Cette année mon activité de guide de haute montagne a été fortement troublée par de fortes douleurs au genou qui se sont soldées par des injections de PRP (Plasma Riche en Plaquette) et in fine par une intervention chirurgicale, le tout m’ayant mis sur la touche de mes activités sportives, pendant 5 mois. J’ai dû complètement réorganiser mon été, arrêter de courir et annuler ma participation à la 1ère édition de l’Els 2900 Alpine Run® en Andorre, pour laquelle j’avais été sélectionné comme 49 autres amoureux de ce genre d’aventures, parmi des centaines de candidats.
Pour ma remise sur pieds, en tant que coach en performance mentale, je me suis appliqué ce que je préconise aux athlètes qui font appel à moi dans ce genre de situation…
1 – Accepter
Encore une fois, nous ne pouvons améliorer ou corriger que ce que nous acceptons comme étant vrai… Cela prend tout son sens à l’occasion d’une blessure. Pour un sportif, un problème physique peut-être assimilé à un deuil et nous en retrouvons d’ailleurs les même étapes (Inspiré du travail sur les étapes du deuil d’Elisabeth Kübler-Ross) :
- Le choc: Dans le cas qui nous intéresse, cela peut être le diagnostic. Moins il sera clair (vous devez « limiter » votre activité), plus la rentrée dans le processus de deuil sera dur à mettre en place et plus tard viendra l’acceptation.
- Le déni, le refus, la négation: Il intervient directement après le choc du diagnostic… « Ce n’est pas possible»; « pas moi, pas maintenant» ; «vous vous trompez».
- La colère, la culpabilité: Cela peut aller du simple ronchonnement jusqu’à la fureur, en passant par l’accusateur… « Ce n’est pas juste»; « c’est de la faute de »; « mais quel c.. ».
- La peur voir la dépression: Notre monde tel que nous le connaissons ou l’avons planifié se retrouve complètement boulversé… « Comment vais-je faire»; « vous ne pouvez pas comprendre »; « qu’est ce que je vais devenir ».
- La tristesse: C’est une étape importante car elle traduit une prise de conscience de la situation réelle… Elle se manifeste le plus souvent par des silences (plus envie de discuter) ou des larmes généralement libé
- L’acceptation: Elle permet de faire un réel état des lieux, avec lucidité… « C’est dur mais c’est comme ça»; « c’est vrai que cela tombe mal, par contre ».
- Le pardon: Envers nous-même, il nous invite à renoncer à l’illusion de la toute puissance… «C’est mieux comme ça»; «cela aurait pu être plus grave».
- Quête du sens et du renouveau: De nouvelles opportunités apparaissent, c’est l’occasion de faire le point… « Grace à cette expérience je peux»; « cela me permet de »
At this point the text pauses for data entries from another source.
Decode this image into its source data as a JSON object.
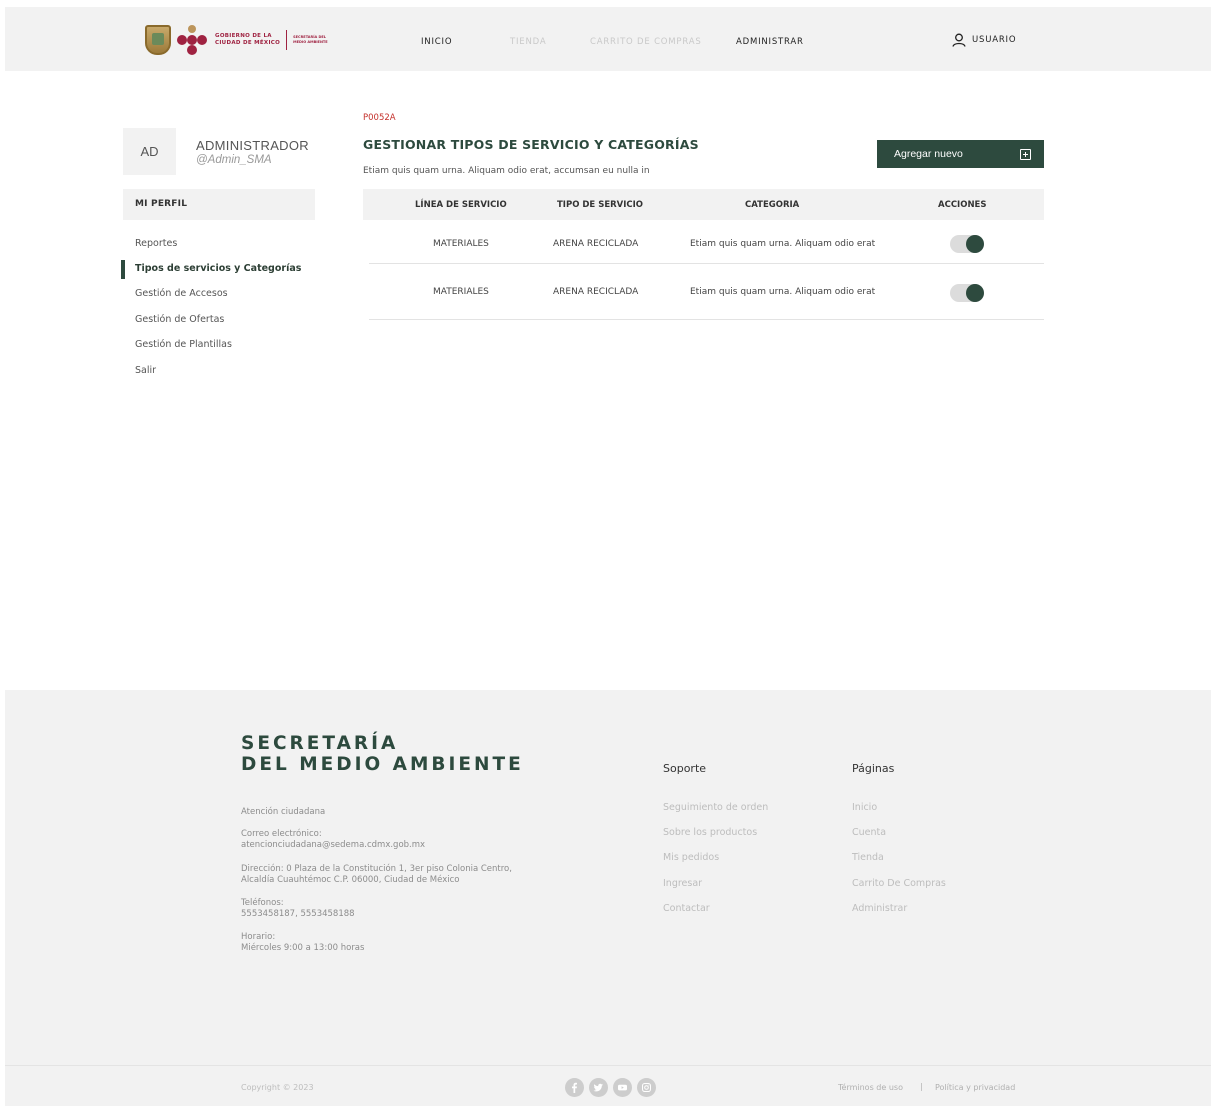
{
  "header": {
    "logo_gov_line1": "GOBIERNO DE LA",
    "logo_gov_line2": "CIUDAD DE MÉXICO",
    "logo_sec_line1": "SECRETARÍA DEL",
    "logo_sec_line2": "MEDIO AMBIENTE",
    "nav": [
      "INICIO",
      "TIENDA",
      "CARRITO DE COMPRAS",
      "ADMINISTRAR"
    ],
    "user_label": "USUARIO"
  },
  "sidebar": {
    "initials": "AD",
    "name": "ADMINISTRADOR",
    "handle": "@Admin_SMA",
    "section_title": "MI PERFIL",
    "items": [
      "Reportes",
      "Tipos de servicios y Categorías",
      "Gestión de Accesos",
      "Gestión de Ofertas",
      "Gestión de Plantillas",
      "Salir"
    ],
    "active_index": 1
  },
  "main": {
    "code": "P0052A",
    "title": "GESTIONAR TIPOS DE SERVICIO Y CATEGORÍAS",
    "subtitle": "Etiam quis quam urna. Aliquam odio erat, accumsan eu nulla in",
    "add_button_label": "Agregar nuevo",
    "table": {
      "columns": [
        "LÍNEA DE SERVICIO",
        "TIPO DE SERVICIO",
        "CATEGORIA",
        "ACCIONES"
      ],
      "rows": [
        {
          "linea": "MATERIALES",
          "tipo": "ARENA RECICLADA",
          "categoria": "Etiam quis quam urna. Aliquam odio erat",
          "active": true
        },
        {
          "linea": "MATERIALES",
          "tipo": "ARENA RECICLADA",
          "categoria": "Etiam quis quam urna. Aliquam odio erat",
          "active": true
        }
      ]
    }
  },
  "footer": {
    "title_line1": "SECRETARÍA",
    "title_line2": "DEL MEDIO AMBIENTE",
    "attention": "Atención ciudadana",
    "email_label": "Correo electrónico:",
    "email": "atencionciudadana@sedema.cdmx.gob.mx",
    "address_line1": "Dirección: 0 Plaza de la Constitución 1, 3er piso Colonia Centro,",
    "address_line2": "Alcaldía Cuauhtémoc C.P. 06000, Ciudad de México",
    "phones_label": "Teléfonos:",
    "phones": "5553458187, 5553458188",
    "hours_label": "Horario:",
    "hours": "Miércoles 9:00 a 13:00 horas",
    "support_title": "Soporte",
    "support_links": [
      "Seguimiento de orden",
      "Sobre los productos",
      "Mis pedidos",
      "Ingresar",
      "Contactar"
    ],
    "pages_title": "Páginas",
    "pages_links": [
      "Inicio",
      "Cuenta",
      "Tienda",
      "Carrito De Compras",
      "Administrar"
    ],
    "copyright": "Copyright © 2023",
    "social_icons": [
      "facebook-icon",
      "twitter-icon",
      "youtube-icon",
      "instagram-icon"
    ],
    "terms": "Términos de uso",
    "separator": "|",
    "privacy": "Política y privacidad"
  },
  "colors": {
    "brand_green": "#2d4a3e",
    "brand_red": "#9f2241",
    "code_red": "#c4302b"
  }
}
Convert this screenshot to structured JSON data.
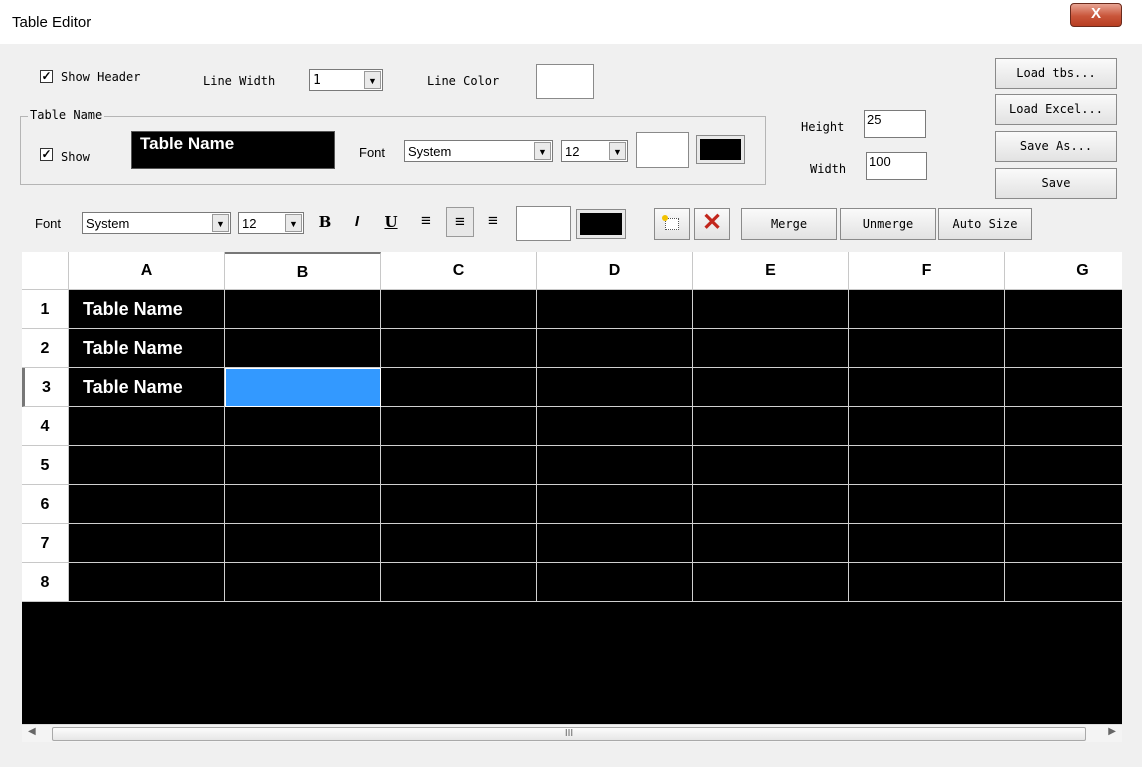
{
  "window": {
    "title": "Table Editor",
    "close_label": "X"
  },
  "header_opts": {
    "show_header_label": "Show Header",
    "show_header_checked": true,
    "line_width_label": "Line Width",
    "line_width_value": "1",
    "line_color_label": "Line Color",
    "line_color": "#ffffff"
  },
  "table_name_group": {
    "label": "Table Name",
    "show_label": "Show",
    "show_checked": true,
    "preview_text": "Table Name",
    "font_label": "Font",
    "font_value": "System",
    "size_value": "12",
    "bg_color": "#ffffff",
    "fg_color": "#000000"
  },
  "dimensions": {
    "height_label": "Height",
    "height_value": "25",
    "width_label": "Width",
    "width_value": "100"
  },
  "side_buttons": {
    "load_tbs": "Load tbs...",
    "load_excel": "Load Excel...",
    "save_as": "Save As...",
    "save": "Save"
  },
  "format_bar": {
    "font_label": "Font",
    "font_value": "System",
    "size_value": "12",
    "bold": "B",
    "italic": "I",
    "underline": "U",
    "bg_color": "#ffffff",
    "fg_color": "#000000",
    "merge": "Merge",
    "unmerge": "Unmerge",
    "auto_size": "Auto Size"
  },
  "grid": {
    "columns": [
      "A",
      "B",
      "C",
      "D",
      "E",
      "F",
      "G"
    ],
    "rows": [
      "1",
      "2",
      "3",
      "4",
      "5",
      "6",
      "7",
      "8"
    ],
    "cells": [
      [
        "Table Name",
        "",
        "",
        "",
        "",
        "",
        ""
      ],
      [
        "Table Name",
        "",
        "",
        "",
        "",
        "",
        ""
      ],
      [
        "Table Name",
        "",
        "",
        "",
        "",
        "",
        ""
      ],
      [
        "",
        "",
        "",
        "",
        "",
        "",
        ""
      ],
      [
        "",
        "",
        "",
        "",
        "",
        "",
        ""
      ],
      [
        "",
        "",
        "",
        "",
        "",
        "",
        ""
      ],
      [
        "",
        "",
        "",
        "",
        "",
        "",
        ""
      ],
      [
        "",
        "",
        "",
        "",
        "",
        "",
        ""
      ]
    ],
    "selected_column": "B",
    "selected_row": "3",
    "cell_bg": "#000000",
    "cell_fg": "#ffffff",
    "selection_color": "#3399ff"
  },
  "scrollbar": {
    "grip": "III"
  }
}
- La sérénité: Nous sommes en paix avec nous même et sommes capable de vivre dans le ici et maintenant. Nous pouvons gérer la situation telle qu’elle est avec la bonne émotion… « Ce que je veux maintenant c’est ».
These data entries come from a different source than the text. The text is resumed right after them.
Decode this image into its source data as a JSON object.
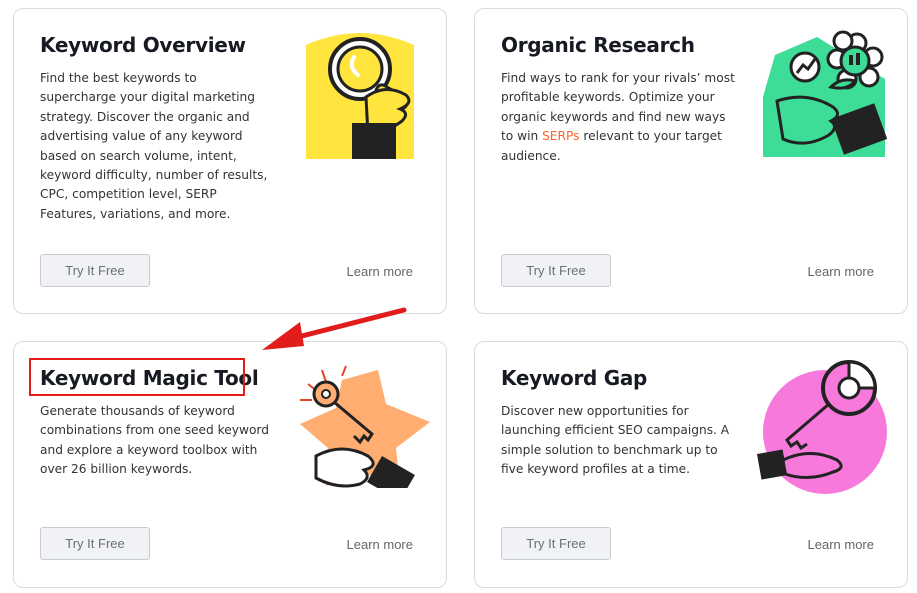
{
  "cards": [
    {
      "title": "Keyword Overview",
      "description": "Find the best keywords to supercharge your digital marketing strategy. Discover the organic and advertising value of any keyword based on search volume, intent, keyword difficulty, number of results, CPC, competition level, SERP Features, variations, and more.",
      "button": "Try It Free",
      "link": "Learn more",
      "illustration": "magnifying-glass-hand-illustration"
    },
    {
      "title": "Organic Research",
      "description_before": "Find ways to rank for your rivals’ most profitable keywords. Optimize your organic keywords and find new ways to win ",
      "description_link": "SERPs",
      "description_after": " relevant to your target audience.",
      "button": "Try It Free",
      "link": "Learn more",
      "illustration": "flower-hand-illustration"
    },
    {
      "title": "Keyword Magic Tool",
      "description": "Generate thousands of keyword combinations from one seed keyword and explore a keyword toolbox with over 26 billion keywords.",
      "button": "Try It Free",
      "link": "Learn more",
      "illustration": "key-star-hand-illustration"
    },
    {
      "title": "Keyword Gap",
      "description": "Discover new opportunities for launching efficient SEO campaigns. A simple solution to benchmark up to five keyword profiles at a time.",
      "button": "Try It Free",
      "link": "Learn more",
      "illustration": "key-pink-circle-illustration"
    }
  ],
  "colors": {
    "title": "#171a22",
    "link_accent": "#ff642d",
    "annotation_red": "#e21b1b",
    "yellow": "#ffe53d",
    "green": "#3ddc97",
    "orange": "#ffad70",
    "pink": "#f779dc"
  }
}
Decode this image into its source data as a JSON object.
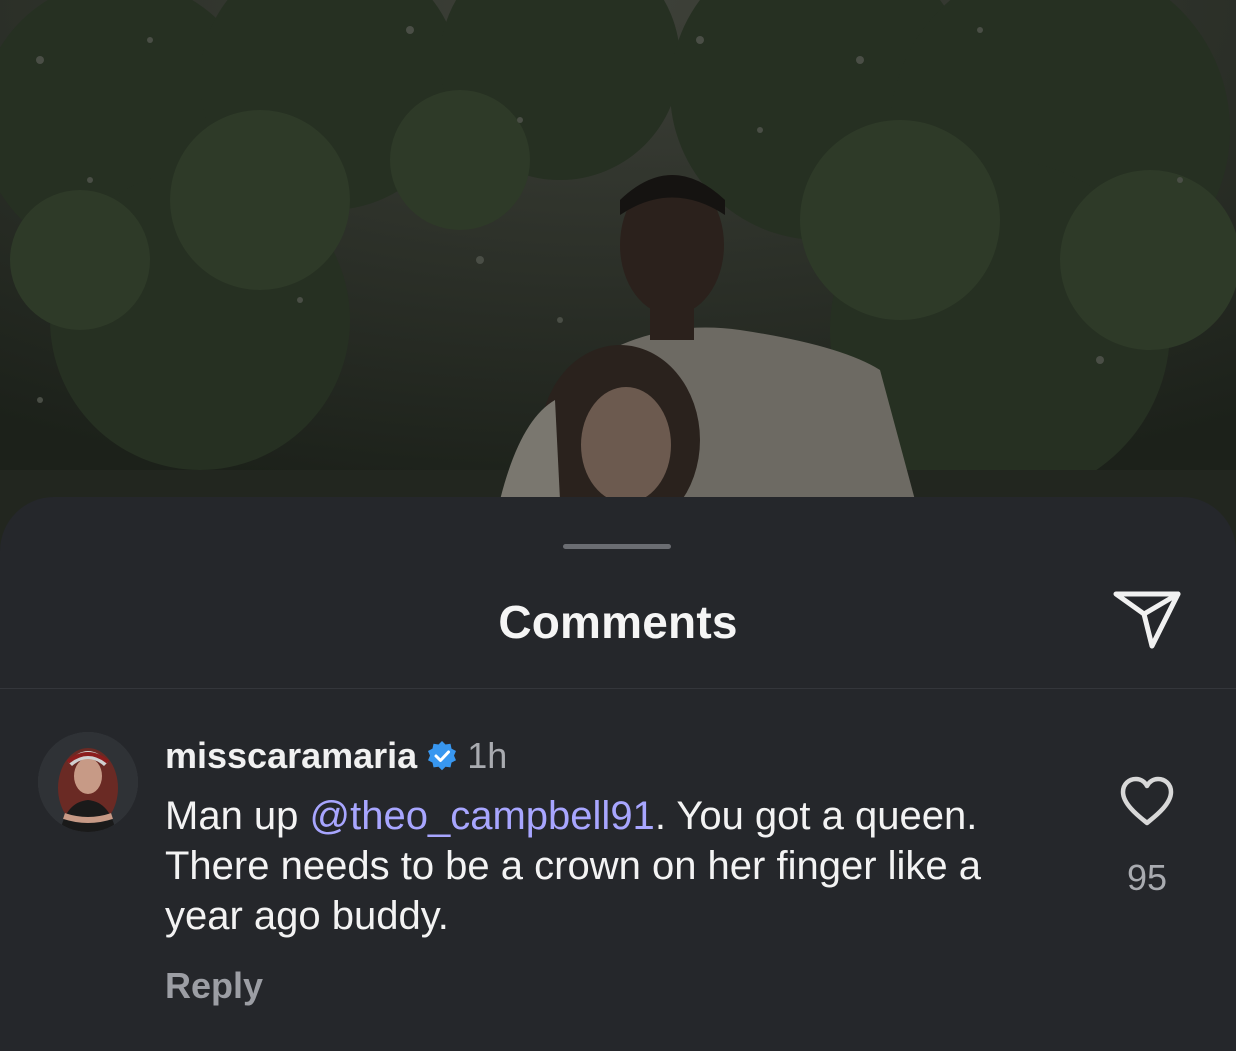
{
  "background": {
    "description_icon": "photo-background"
  },
  "sheet": {
    "title": "Comments",
    "share_icon": "send-icon"
  },
  "comment": {
    "username": "misscaramaria",
    "verified_icon": "verified-badge-icon",
    "timestamp": "1h",
    "text_before": "Man up ",
    "mention": "@theo_campbell91",
    "text_after": ". You got a queen. There needs to be a crown on her finger like a year ago buddy.",
    "reply_label": "Reply",
    "like_icon": "heart-icon",
    "like_count": "95"
  },
  "colors": {
    "sheet_bg": "#25272b",
    "mention": "#a8a6ff",
    "verified": "#3897f0"
  }
}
Quelque soit le niveau du sportif , un accompagnement peut aider à gérer le passage de ces différentes étapes sans stagner dans les plus pénalisantes. Cela permettra de se focaliser au mieux, sur la guérison de manière sensée et constructive plutôt que de chercher à reprendre le plus rapidement possible, au risque d’aggraver le problème et d’engendrer des lésions irréversibles pouvant occasionner un arrêt définitif de l’activité.
2 – Comprendre
Afin d’entamer un processus conscient de guérison, il est important de comprendre ce que vous avez et en rechercher les causes possibles. Cela permet d’éviter de refaire les mêmes erreurs.
C’est un réel travail d’investigation qui demande de se replonger dans vos séances d’entrainement des dernières semaines voir des derniers mois ainsi que dans votre style et rythme de vie afin de, peut-être, modifier certaines habitudes.
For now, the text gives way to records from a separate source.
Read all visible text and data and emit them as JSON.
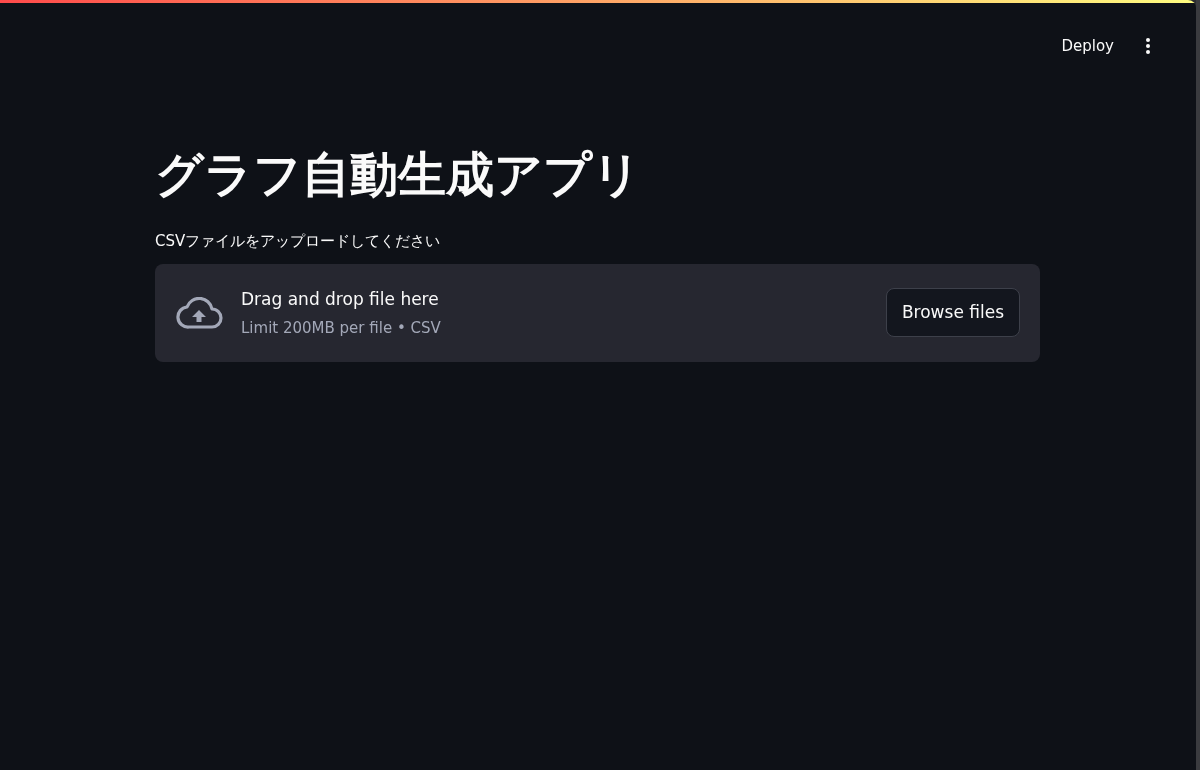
{
  "header": {
    "deploy_label": "Deploy"
  },
  "title": "グラフ自動生成アプリ",
  "uploader": {
    "label": "CSVファイルをアップロードしてください",
    "instructions": "Drag and drop file here",
    "limit_note": "Limit 200MB per file • CSV",
    "button": "Browse files"
  }
}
3 – Fédérer ceux « qui savent»
Du point de vue thérapeutique, comprendre au mieux ce qui a été et doit encore être fait, permet de fédérer le bon staff autour de soi. Chaque étape doit avoir son professionnel, il faut en être conscient afin d’éviter les « couteaux suisses »… Ceux qui savent et font tout jusqu’à un certain point.
Un kinésithérapeute n’est pas un médecin du sport, un entraineur n’est pas un kinésithérapeute et un préparateur physique n’est pas un nutritionniste. Pour votre remise sur pieds, chacun à son rôle avec son domaine de compétence, sa place et son moment d’intervention. Avoir cela en tête vous évitera de suivre plusieurs sons de cloches et par conséquent, de perdre du temps, de l’énergie voir de l’argent.
4 – S’impliquer
Adoptez une méthode globale sur votre travail de récupération en conjuguant l’aspect mécanique, nutritionnel, mental et autre…
L’Aspect mécanique est le travail effectué avec votre kinésithérapeute de concert avec votre médecin du sport et de votre chirurgien si il y a eu opération. Il est utile de provoquez la discussion entre eux afin qu’il y ait une harmonie du discours final quand à votre protocole de récupération.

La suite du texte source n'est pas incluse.